O EMDR (Eye Movement Desensitizatization and Reprocessing), tradução em inglês de Dessensibilização e Reprocessamento através e Movimentos Oculares é uma técnica inovadora que age tanto como Psicoterapia quanto como parte integrante de processos psicoterápicos clássicos, beneficiando portadores de estresse pós traumático, transtorno de ansiedade, síndrome do pânico e alguns tipos de depressão, ajudando a promover melhoria de desempenho profissional, artístico e criativo, principalmente por desbloquear essas falhas que ocorrem no processamento saudável dos eventos traumáticos, as vezes graves, ou mesmos corriqueiros.

O EMDR foi criado pela psicóloga Francine Shapiro em 1987, na Califórnia – EUA ao descobrir que movimentos oculares rápidos poderiam ajudar a curar a carga negativa vinculada as lembranças traumáticas, no sentido de permitir uma mudança da percepção dessas memórias difíceis.

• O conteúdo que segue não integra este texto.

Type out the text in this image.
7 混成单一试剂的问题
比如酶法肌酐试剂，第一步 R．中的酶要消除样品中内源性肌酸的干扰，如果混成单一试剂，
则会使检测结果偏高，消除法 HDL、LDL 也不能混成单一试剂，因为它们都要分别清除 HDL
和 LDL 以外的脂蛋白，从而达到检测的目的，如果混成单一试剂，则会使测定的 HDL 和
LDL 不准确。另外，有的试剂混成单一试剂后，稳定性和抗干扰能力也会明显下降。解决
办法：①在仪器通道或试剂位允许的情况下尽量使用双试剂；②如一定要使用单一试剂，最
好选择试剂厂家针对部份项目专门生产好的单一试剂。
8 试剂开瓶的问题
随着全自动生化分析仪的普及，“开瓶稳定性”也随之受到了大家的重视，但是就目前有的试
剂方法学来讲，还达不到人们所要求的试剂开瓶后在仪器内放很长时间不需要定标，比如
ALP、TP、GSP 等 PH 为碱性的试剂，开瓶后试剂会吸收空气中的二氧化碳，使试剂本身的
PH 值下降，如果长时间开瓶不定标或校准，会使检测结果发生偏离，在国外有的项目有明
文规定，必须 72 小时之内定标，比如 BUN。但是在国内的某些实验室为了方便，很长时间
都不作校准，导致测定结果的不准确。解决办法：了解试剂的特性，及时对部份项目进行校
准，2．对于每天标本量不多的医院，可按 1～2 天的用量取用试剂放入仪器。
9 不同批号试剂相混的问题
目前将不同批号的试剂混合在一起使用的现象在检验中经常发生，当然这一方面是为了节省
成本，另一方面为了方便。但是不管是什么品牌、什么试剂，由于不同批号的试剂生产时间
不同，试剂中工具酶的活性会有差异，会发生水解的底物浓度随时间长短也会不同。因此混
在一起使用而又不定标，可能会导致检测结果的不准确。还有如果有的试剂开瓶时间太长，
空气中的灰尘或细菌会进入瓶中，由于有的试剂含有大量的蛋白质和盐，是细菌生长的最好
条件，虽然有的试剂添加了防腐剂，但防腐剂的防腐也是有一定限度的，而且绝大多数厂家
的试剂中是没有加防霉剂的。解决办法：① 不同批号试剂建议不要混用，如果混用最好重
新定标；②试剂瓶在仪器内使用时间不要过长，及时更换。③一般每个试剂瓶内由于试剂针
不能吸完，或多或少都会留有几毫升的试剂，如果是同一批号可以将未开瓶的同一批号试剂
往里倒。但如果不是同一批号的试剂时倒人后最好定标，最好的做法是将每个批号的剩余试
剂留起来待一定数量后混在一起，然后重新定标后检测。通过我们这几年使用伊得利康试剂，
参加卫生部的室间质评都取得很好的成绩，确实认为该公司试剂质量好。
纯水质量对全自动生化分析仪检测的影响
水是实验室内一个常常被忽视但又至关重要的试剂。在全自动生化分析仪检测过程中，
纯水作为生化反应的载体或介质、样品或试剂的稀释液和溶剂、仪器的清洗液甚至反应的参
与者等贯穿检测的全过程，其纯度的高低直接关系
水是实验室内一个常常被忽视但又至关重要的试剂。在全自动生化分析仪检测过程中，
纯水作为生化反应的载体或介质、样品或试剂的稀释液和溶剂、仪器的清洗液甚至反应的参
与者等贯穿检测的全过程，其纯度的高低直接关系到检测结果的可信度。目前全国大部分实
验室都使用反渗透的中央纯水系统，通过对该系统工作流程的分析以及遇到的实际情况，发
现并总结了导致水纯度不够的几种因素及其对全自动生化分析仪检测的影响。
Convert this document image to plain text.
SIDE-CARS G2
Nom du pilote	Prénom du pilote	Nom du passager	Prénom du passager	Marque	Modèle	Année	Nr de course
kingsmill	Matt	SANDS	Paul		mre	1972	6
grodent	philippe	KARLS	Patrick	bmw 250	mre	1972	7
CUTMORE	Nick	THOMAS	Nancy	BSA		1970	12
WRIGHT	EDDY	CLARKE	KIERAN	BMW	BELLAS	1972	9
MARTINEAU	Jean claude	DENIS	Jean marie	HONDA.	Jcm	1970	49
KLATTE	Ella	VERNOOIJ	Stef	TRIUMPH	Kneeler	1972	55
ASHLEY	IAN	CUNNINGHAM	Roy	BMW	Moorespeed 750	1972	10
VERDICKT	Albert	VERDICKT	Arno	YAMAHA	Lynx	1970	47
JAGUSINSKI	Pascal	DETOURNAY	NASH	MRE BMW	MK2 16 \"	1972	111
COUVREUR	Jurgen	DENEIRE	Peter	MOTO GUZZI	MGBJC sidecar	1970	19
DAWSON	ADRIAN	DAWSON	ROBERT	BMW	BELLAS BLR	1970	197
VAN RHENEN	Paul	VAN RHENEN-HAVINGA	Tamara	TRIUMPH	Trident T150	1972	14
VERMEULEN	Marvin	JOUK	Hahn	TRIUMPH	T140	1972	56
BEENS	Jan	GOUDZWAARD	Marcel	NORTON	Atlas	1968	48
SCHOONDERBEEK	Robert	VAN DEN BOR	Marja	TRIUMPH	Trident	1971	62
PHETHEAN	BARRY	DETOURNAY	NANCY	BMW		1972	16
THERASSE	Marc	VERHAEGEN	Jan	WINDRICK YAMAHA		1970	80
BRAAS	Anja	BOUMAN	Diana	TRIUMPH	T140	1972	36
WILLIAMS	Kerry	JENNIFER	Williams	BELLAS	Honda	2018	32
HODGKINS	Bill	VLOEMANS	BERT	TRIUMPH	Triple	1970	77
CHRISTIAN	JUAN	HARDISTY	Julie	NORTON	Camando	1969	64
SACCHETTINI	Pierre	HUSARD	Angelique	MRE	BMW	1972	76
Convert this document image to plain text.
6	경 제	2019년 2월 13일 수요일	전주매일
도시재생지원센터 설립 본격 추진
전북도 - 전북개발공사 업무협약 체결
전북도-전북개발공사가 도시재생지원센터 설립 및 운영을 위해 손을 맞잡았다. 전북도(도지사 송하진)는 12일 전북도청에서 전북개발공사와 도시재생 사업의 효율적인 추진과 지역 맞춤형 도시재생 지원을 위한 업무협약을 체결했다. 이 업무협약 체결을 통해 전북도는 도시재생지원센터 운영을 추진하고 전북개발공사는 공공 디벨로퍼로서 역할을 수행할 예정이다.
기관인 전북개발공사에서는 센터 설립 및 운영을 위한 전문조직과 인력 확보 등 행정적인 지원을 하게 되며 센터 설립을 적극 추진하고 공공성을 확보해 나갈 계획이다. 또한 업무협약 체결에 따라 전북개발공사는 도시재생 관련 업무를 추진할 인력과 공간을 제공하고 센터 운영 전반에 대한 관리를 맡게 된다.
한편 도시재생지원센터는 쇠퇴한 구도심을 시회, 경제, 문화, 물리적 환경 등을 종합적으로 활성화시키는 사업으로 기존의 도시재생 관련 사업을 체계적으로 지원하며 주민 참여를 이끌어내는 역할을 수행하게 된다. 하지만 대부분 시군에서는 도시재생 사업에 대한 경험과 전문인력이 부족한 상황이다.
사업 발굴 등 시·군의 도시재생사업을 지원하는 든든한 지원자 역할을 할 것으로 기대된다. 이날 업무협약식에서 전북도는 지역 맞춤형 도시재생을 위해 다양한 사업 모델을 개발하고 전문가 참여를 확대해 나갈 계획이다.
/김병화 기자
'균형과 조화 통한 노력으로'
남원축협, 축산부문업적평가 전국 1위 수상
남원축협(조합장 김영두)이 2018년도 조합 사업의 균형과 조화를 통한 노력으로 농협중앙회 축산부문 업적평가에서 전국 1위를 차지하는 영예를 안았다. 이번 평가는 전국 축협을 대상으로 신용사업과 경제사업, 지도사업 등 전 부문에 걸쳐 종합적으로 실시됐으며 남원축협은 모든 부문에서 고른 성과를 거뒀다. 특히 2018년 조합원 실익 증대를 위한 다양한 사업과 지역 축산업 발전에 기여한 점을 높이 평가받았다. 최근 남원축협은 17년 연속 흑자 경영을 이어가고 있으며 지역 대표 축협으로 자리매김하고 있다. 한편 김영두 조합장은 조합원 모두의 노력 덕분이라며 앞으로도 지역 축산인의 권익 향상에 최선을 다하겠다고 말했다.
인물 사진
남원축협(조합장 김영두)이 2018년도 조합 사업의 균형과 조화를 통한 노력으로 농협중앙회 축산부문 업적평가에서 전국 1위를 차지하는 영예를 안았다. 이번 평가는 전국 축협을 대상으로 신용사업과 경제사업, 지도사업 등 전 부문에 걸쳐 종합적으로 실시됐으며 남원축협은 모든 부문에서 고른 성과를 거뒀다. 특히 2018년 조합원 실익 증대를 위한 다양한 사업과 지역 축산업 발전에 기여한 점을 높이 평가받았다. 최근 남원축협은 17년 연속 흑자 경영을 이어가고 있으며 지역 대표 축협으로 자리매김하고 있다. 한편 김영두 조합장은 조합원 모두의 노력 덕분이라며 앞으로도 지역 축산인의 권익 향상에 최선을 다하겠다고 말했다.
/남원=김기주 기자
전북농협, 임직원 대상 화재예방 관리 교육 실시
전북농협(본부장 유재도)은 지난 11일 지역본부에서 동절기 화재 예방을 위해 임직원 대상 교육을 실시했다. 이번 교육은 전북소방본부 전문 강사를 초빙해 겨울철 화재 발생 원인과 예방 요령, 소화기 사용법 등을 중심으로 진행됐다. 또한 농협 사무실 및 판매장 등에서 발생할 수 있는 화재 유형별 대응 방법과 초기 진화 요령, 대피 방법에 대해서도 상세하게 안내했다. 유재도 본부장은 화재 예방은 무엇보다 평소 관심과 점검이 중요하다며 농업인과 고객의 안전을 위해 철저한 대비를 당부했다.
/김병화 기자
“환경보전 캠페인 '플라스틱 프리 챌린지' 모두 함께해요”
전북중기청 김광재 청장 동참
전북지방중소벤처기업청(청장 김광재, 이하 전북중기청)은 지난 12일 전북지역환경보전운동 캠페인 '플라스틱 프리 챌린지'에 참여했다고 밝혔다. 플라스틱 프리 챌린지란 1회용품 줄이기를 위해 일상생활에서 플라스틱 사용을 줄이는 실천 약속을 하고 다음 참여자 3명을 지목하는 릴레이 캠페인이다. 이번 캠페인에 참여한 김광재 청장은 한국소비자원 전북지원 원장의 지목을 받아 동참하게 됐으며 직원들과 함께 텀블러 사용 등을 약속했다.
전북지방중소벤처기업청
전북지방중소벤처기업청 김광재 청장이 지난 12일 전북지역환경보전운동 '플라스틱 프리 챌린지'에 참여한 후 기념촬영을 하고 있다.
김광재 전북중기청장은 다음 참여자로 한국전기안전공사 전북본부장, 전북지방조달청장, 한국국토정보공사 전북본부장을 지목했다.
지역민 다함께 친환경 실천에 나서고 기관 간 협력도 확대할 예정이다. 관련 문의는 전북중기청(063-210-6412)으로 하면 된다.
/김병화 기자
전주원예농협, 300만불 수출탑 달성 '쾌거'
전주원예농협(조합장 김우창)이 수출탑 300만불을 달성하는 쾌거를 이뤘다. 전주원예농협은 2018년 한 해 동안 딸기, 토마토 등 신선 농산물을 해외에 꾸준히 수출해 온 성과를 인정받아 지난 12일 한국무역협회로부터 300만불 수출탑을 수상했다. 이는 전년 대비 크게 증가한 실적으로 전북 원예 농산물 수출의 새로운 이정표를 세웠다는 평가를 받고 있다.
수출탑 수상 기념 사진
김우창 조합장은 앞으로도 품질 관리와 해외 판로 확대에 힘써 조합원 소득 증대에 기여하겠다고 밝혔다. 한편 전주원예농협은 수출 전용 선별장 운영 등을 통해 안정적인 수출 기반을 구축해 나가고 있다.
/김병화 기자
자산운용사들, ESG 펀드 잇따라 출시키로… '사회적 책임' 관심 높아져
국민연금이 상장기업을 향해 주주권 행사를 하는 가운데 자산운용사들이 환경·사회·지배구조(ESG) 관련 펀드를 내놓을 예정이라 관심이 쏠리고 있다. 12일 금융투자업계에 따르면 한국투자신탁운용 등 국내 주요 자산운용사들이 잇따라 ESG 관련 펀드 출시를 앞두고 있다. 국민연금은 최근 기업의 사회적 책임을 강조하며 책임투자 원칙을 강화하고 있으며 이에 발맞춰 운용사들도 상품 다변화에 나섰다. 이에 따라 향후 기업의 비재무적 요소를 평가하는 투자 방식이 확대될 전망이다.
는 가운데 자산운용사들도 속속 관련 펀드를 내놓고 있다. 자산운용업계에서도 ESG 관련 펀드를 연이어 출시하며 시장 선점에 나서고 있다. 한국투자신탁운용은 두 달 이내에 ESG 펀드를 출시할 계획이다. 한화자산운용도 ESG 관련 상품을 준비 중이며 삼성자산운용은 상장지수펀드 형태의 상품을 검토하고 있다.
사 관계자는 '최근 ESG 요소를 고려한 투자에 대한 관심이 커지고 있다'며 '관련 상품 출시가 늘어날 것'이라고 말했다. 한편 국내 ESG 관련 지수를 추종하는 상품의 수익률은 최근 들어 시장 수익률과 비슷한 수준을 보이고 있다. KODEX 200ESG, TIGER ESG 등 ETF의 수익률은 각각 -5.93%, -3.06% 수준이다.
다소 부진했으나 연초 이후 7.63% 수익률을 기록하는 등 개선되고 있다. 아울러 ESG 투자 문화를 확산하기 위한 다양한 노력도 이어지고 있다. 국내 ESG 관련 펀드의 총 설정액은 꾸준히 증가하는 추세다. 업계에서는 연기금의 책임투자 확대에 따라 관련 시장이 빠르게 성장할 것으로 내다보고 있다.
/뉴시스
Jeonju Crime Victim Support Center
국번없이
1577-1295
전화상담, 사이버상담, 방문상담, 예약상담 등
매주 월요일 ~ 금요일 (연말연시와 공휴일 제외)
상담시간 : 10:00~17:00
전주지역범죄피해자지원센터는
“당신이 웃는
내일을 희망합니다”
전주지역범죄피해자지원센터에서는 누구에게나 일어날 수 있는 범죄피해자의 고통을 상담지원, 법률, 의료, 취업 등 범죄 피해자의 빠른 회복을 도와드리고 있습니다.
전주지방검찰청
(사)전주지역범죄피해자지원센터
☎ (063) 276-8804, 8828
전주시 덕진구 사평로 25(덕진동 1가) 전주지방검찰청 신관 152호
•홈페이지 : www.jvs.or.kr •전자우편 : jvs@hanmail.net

O método trabalha a memória traumática, (pensamentos, sentimentos, imagens visuais e sensações corporais), através da estimulação bilateral dos hemisférios cerebrais (direito e esquerdo), no qual o resultado consiste numa dessensibilização e reprocessamento emocional do trauma. Essa técnica consiste numa reestruturação cognitiva capaz de promover novas elaborações e significados mais adaptativos, com técnicas de auto-controle em protocolos validados cientificamente, que respeitam a individualidade de cada pessoa e as suas necessidades.

 Os transtornos relacionados a traumas e a estressores, nessa abordagem são especialmente beneficiados pelo trabalho de elaboração de traumas e reconsolidação de memórias adaptativas com enfoque psiconeurobiológico que promove. Acredita-se que quando um trauma ocorre, fica bloqueado no sistema nervoso central impossibilitando a sua elaboração natural. Esses estímulos bilaterais parecem reproduzir e estimular uma capacidade natural e intrínseca do sistema neurofisiológico humano para processar experiências emocionais e adaptar insights adaptativos, recriando um estado semelhante ao sonho que ocorre no sono REM (Movimento Rápido dos olhos). Com a intervenção a pessoa consegue ter uma sensação de maior distanciamento da memória e por isso consegue reunir mais recursos para reavaliar a experiência, que passa a ter seu próprio parecer sobre o que aconteceu, independente do de outras pessoas ou mesmo de seu terapeuta.

O EMDR não provoca amnésia dos eventos perturbadores, apenas modifica e transforma a forma como a pessoa experencia a memória traumática ao promover a construção narrativa mais coerente, capaz de permitir a resolução de conflitos emocionais resultantes de memórias passadas. Esse método é indicado para situações de luto, pensamentos intrusivos, fobias e dores crônicas, por exemplo. Esse método possibilita que afetos e cognições mais positivos se difundam pelas memórias associadas, por toda a rede neural, levando a comportamentos espontâneos mais adequados.